22 Maggio 2013
Nel profilo produttivo non differisce molto dal rum, è molto “artigianale”, e non esiste effettivamente una ricetta precisa, variando spesso il processo produttivo in base alla scelta delle aziende che la realizzano (più di 5 mila, non contando alambicchi che lavorano in clandestinità).
Cio che rende diversa la cachaça dagli altri spirits è il minor grado di distillazione, che le conferisce un aroma e un sapore molto intensi.
Il percorso della cachaça va dal consumo nelle piantagioni ai salotti degli intellettuali del 18° secolo, dove veniva bevuta questa “agua pra tudo” per brindare all’indipendenza dal Portogallo. Da sempre l’acquavite di bandiera per il Paese, anche grazie al basso costo che permette alla stragrande maggioranza della popolazione di bere alcol senza spendere una fortuna (definita infatti un tempo il brandy dei poveri).
La Storia
Non si hanno dati storici sicuri su chi sia stato il primo produttore di cachaça.
Pare che il periodo vada dal 1530 al 1550 con l’introduzione da parte dei colonizzatori portoghesi, avvenuta nel 1500 da parte di Pedro Alvarez Cabral, della canna da zucchero, nello specifico nel 1532 con la nascita delle prime piantagioni (fazendas) e industrie dello zucchero (‘engenhos de Açúcar’) a Sao Vincente. Dalla canna si otteneva lo zucchero, uno dei beni più importanti per il mercato europeo, e proprio nelle cantine delle engenhos dove si lavorava il succo delle canne spremute per separare i cristalli dal residuo liquido e denso (la melassa) si andava a formare una condensa sul soffitto che lentamente gocciolava a terra. Questo gocciolare (Pingar) coniò il termine con il quale ancora oggi i brasiliani chiamano in gergo il loro prodotto nazionale: Pinga. Dalla pianta non si otteneva solamente zucchero e melassa.

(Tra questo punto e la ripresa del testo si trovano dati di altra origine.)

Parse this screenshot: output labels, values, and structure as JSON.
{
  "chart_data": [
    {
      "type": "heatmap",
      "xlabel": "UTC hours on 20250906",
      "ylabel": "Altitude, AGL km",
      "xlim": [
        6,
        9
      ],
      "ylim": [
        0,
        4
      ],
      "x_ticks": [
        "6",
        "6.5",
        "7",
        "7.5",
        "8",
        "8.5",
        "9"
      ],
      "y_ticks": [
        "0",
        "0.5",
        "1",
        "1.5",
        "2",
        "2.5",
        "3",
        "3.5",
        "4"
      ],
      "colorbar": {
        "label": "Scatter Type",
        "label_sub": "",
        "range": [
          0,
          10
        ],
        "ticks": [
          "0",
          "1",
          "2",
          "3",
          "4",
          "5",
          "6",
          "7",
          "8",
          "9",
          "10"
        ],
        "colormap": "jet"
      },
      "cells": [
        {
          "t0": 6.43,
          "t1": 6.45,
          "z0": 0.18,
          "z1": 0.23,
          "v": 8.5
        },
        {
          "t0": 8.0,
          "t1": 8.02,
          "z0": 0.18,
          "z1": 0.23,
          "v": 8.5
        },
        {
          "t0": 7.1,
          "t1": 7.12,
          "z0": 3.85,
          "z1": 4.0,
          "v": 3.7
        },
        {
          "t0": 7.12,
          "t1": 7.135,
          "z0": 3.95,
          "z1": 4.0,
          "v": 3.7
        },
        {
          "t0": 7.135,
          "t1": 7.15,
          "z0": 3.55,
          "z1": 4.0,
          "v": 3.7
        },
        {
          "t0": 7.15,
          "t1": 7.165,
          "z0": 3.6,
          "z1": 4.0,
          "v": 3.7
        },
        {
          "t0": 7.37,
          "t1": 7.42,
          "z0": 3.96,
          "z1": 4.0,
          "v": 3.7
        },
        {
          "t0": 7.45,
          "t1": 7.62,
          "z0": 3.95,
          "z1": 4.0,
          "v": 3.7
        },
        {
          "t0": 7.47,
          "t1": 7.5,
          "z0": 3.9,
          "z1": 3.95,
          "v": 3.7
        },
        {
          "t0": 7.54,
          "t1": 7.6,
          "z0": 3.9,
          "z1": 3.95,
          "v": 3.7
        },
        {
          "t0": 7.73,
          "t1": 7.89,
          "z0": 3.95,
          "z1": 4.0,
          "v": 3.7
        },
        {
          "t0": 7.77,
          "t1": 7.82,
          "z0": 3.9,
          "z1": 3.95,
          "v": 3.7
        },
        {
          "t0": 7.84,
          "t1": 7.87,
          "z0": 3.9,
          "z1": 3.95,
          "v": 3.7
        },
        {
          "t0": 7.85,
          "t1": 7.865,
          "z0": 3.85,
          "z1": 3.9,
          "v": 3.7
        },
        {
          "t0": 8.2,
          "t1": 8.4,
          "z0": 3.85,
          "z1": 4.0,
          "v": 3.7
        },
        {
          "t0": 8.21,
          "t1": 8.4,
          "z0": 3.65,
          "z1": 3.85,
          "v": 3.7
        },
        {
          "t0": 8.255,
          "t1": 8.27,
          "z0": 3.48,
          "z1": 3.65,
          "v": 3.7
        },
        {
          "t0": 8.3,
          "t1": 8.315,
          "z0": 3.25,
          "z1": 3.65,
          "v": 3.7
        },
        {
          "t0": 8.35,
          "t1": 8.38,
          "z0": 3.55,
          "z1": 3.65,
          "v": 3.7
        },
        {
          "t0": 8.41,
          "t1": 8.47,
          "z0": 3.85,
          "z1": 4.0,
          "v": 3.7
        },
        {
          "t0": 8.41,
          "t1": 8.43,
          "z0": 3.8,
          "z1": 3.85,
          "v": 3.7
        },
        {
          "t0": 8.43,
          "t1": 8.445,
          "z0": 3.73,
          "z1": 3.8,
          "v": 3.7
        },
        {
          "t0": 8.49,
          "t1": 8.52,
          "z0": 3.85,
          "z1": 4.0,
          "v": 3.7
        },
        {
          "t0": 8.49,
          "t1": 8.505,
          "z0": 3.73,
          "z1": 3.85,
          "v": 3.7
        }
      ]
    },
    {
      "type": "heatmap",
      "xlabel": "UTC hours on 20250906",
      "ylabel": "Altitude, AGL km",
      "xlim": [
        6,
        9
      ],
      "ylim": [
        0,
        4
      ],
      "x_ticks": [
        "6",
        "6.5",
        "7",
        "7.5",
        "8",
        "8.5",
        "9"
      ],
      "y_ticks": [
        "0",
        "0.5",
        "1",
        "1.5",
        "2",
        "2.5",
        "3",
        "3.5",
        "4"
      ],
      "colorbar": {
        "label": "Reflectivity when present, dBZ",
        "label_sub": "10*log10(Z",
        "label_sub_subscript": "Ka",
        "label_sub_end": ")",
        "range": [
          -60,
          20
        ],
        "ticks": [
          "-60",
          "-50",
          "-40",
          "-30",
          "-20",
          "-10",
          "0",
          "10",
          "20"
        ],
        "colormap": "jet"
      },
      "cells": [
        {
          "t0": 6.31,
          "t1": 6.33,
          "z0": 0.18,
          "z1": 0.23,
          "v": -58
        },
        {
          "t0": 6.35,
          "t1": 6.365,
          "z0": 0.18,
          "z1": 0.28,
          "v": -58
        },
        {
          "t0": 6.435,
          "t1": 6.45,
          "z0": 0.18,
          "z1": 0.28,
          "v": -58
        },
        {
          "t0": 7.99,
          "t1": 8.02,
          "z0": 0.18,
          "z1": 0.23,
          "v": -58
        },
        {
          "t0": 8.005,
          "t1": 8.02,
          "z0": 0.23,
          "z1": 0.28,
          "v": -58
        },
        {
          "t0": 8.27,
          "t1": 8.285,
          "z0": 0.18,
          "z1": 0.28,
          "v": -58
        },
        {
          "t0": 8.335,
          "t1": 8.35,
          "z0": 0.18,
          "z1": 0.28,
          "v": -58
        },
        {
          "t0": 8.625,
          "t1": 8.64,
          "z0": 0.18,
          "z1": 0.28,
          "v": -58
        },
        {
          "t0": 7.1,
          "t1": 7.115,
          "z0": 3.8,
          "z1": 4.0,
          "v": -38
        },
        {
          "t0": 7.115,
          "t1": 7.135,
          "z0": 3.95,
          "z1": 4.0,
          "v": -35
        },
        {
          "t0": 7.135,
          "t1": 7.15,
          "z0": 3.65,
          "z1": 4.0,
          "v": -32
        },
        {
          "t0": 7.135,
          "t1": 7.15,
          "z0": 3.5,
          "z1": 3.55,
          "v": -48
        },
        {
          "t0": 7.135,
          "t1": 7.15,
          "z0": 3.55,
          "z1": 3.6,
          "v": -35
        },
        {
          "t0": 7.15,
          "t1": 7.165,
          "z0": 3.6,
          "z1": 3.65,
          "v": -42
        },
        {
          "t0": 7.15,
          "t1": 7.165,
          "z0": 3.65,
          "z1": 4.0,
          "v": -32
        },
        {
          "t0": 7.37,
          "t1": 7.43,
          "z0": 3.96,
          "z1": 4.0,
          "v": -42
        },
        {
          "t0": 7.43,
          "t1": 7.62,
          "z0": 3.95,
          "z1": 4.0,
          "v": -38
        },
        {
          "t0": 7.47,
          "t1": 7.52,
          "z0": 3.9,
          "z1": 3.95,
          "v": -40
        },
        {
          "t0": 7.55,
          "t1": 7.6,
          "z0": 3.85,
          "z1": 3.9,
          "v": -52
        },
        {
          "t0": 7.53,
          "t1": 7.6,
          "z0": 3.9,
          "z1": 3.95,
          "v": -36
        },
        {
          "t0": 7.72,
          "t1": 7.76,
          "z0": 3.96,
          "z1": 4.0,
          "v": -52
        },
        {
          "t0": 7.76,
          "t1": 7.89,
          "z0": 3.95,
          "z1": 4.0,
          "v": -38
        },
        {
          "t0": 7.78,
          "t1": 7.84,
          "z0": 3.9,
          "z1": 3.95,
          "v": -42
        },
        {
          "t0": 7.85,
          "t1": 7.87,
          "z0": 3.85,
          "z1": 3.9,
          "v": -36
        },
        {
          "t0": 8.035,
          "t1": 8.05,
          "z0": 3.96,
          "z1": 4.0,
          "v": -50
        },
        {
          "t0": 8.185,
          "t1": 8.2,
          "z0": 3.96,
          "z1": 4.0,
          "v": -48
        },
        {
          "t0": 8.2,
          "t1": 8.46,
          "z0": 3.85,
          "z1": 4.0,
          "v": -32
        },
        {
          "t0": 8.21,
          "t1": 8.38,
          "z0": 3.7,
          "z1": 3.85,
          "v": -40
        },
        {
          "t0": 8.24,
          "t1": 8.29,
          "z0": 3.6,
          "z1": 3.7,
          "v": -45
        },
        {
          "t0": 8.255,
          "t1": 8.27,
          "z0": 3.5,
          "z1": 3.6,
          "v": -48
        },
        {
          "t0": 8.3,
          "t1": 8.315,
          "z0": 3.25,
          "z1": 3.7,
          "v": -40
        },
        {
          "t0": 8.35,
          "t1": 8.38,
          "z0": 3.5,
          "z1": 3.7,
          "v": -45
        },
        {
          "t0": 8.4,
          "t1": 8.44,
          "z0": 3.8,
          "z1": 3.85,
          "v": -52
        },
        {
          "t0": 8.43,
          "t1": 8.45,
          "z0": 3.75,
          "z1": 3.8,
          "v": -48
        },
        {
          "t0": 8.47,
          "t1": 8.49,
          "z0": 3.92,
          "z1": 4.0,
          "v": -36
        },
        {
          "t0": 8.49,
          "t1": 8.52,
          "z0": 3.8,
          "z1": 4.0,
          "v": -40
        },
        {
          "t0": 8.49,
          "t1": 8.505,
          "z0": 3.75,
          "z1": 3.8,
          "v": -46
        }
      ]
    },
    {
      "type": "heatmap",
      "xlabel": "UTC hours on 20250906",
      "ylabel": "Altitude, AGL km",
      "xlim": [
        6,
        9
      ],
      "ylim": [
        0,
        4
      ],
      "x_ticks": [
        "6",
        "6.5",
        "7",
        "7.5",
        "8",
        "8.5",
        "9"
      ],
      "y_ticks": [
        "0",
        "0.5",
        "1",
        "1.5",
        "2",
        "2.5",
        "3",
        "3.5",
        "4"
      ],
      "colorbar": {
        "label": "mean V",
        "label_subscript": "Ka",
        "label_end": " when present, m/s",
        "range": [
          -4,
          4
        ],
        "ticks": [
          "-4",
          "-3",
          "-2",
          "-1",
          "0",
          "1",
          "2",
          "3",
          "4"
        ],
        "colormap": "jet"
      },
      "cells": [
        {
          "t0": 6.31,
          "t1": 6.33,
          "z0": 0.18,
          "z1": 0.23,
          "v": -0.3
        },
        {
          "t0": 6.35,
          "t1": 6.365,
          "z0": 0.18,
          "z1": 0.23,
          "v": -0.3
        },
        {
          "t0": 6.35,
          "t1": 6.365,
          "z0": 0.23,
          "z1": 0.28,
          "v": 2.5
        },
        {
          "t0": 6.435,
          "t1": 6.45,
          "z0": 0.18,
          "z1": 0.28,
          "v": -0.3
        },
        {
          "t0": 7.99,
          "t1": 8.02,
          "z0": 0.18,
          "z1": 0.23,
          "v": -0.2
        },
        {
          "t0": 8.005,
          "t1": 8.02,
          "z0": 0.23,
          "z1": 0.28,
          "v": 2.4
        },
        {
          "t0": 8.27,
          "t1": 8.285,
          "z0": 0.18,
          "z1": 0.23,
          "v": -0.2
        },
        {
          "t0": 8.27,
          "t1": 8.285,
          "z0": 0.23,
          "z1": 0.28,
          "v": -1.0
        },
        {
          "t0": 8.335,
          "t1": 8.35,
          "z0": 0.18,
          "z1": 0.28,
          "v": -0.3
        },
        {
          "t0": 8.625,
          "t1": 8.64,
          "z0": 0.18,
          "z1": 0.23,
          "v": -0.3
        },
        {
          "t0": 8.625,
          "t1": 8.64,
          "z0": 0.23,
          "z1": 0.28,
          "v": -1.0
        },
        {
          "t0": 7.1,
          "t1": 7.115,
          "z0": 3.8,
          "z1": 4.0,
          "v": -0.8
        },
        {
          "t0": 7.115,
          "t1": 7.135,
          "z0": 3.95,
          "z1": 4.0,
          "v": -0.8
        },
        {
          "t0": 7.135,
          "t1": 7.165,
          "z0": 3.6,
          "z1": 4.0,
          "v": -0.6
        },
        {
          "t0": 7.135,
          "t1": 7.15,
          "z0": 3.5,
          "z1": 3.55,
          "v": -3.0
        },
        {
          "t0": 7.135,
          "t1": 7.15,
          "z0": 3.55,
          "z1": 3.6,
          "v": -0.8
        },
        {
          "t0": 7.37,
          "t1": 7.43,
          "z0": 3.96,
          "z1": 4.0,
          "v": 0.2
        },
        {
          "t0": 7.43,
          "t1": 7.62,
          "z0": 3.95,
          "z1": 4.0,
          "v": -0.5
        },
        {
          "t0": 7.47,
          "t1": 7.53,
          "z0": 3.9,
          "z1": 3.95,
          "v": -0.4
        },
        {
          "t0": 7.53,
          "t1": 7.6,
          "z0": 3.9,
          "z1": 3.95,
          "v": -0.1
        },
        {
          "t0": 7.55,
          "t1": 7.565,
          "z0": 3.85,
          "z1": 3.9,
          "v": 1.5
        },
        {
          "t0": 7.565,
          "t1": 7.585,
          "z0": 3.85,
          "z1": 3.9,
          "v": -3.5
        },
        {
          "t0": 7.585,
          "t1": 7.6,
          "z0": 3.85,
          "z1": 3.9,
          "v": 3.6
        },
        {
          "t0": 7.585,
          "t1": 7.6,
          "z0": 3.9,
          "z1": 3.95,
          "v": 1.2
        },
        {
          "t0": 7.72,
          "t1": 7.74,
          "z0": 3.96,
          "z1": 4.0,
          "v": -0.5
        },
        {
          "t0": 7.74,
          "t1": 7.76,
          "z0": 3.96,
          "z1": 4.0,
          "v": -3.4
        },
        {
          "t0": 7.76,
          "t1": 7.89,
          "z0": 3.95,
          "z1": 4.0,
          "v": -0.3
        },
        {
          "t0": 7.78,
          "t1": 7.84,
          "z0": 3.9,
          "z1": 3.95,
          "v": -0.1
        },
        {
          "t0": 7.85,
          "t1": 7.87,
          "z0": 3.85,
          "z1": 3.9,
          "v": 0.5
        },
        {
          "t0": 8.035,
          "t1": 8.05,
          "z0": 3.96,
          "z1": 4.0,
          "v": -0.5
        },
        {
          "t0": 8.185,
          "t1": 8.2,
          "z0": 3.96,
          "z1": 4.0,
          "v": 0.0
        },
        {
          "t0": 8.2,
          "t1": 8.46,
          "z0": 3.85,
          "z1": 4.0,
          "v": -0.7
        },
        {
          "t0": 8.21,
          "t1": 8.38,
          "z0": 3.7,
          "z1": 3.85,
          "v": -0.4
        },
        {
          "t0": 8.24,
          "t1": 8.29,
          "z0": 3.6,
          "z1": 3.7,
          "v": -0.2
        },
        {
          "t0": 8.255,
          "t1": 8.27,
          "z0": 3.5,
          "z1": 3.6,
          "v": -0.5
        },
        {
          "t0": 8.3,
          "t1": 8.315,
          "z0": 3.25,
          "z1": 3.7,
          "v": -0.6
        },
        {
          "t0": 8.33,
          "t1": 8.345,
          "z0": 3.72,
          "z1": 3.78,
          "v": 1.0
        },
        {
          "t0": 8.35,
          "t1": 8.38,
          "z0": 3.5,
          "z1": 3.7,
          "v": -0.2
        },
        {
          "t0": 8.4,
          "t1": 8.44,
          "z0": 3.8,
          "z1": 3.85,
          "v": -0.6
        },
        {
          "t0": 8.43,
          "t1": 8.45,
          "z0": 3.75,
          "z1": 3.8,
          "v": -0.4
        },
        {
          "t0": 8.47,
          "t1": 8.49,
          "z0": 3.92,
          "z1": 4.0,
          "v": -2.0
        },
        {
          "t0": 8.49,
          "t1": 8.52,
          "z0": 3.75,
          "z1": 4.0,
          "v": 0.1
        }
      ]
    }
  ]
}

Il succo delle canne, fatto fermentare grazie all’azione dei lieviti, si trasformava in una sorta di mosto chiamato cagaça o cagassa per l’odore nauseabondo che sprigionava, quasi di letame.
Proprio da questa cagassa pare derivi l’etimologia del nome cachaça, anche se qualcuno sostiene che derivi invece dal termine spagnolo cachaza con il quale si chiamava l’acquevite di uva. Furono gli stessi portoghesi ad introdurre la distillazione attraverso alambicchi inizialmente discontinui, avendo già esperienza di distillazione nella produzione in terra madre di acquavite di uva.
Sebbene la data precisa delle prime distillazioni non sia certa, si può dire che nel 1640 al distillato venne dato definitivamente il nome di cachaça grazie al governatore degli stati del Nord del Brasile (Pernambuco). La produzione di questa aguardente de cana iniziò ad aumentare in maniera esponenziale visto l’utilizzo da parte del popolo, tanto da infastidire il mercato dei vini portoghesi e del Bagaceira (acquavite d’uva sempre portoghese). Addirittura i mercanti di schiavi olandesi iniziarono a favorirne la produzione nel nord del Brasile per utilizzarla come moneta di scambio, andando ad arricchire i nemici della Corona Portoghese.
La reazione a tale fenomeno da parte dei portoghesi portò intorno al 1649 al decreto che vietava la vendita di Cachaca,
Sempre più stava diventando il simbolo della ribellione nei confronti del paese colonizzante, tanto che nel 1700 il mercato di cachaca divenne secondo al caffè, e il governo portoghese, non riuscendo nell’intento, decise di tassare nel 1756 il prodotto, abrogando il decreto di non produzione e vendita.
Dopo il 1756 il governo portoghese provò più volte ad arrestarne la produzione, fino al 29 agosto del 1825, anno in cui si firmò il trattato di Indipendenza del Brasile dal Portogallo, a seguito di molte ribellioni da parte del popolo brasiliano che, una volta raggiunta l’indipendenza, decise di vedere in questo spirito il simbolo della loro lotta e vittoria.